First place: Mengguang Ye

Mengguang has designed a ground-breaking 3D printing technique that overcomes previous limitations. 3D printing has revolutionised microfluidic device fabrication, offering more flexibility than traditional methods like soft lithography, which is costly, time-consuming, and requires designated facilities. However, 3D printing faces challenges with device transparency, resolution, and biocompatibility – which are all critical for high-quality optical analysis, intricate channel structures, and medical applications.

Mengguang’s invention enhances device transparency for high quality optical analysis, achieves high resolution for micron-scale structures, and ensures biocompatibility for diverse biomedical applications. Mengguang is currently in the patent application process and market research stage and, due to this ongoing work, specific details of the method remain confidential. This innovation marks a significant leap in microfluidic device manufacturing, promising to greatly enhance efficiency and capability in scientific and medical fields.

Student:

  • Mengguang Ye – PhD BioEngineering and Biomedical Engineering

Prize awarded: £500

Second place: CriticiseAI

The team behind CriticiseAI have created a tool that supports teachers in their work.

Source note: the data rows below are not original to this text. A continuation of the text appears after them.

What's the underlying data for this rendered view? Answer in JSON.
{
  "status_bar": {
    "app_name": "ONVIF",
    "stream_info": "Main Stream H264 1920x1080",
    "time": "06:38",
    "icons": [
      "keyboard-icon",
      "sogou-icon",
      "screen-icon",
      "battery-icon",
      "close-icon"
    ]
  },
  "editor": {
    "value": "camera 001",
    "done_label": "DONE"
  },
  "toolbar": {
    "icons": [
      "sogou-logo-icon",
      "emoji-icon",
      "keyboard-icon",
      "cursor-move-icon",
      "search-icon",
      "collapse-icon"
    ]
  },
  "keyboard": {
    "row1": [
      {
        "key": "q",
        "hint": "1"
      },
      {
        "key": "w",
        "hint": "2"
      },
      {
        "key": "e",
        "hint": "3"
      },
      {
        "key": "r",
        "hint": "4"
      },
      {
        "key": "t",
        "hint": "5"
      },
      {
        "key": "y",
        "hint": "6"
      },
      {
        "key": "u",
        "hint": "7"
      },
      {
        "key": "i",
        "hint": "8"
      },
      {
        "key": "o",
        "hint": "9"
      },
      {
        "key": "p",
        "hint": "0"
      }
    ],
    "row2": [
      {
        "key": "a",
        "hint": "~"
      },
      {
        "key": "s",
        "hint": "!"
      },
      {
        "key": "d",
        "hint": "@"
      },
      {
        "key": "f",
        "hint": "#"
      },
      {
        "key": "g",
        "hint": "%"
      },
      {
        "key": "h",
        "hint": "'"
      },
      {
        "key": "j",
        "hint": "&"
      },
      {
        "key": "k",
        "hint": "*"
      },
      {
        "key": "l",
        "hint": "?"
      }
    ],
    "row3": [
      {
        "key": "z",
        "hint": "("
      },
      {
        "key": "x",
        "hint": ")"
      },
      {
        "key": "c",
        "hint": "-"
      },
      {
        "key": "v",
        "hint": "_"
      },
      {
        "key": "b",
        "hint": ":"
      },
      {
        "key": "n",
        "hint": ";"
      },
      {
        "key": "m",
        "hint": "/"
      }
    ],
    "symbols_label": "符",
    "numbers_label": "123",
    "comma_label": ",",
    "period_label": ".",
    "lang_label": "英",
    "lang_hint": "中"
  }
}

More than 40,000 UK teachers quit the profession in the previous year — the highest since 2010 – with many citing the overwhelming workload, particularly in marking. UK teachers are spending more than 11 hours a week on marking and assessments. This excessive workload leads to diminished teaching quality, depriving students of the personalised attention they need, especially in disadvantaged schools.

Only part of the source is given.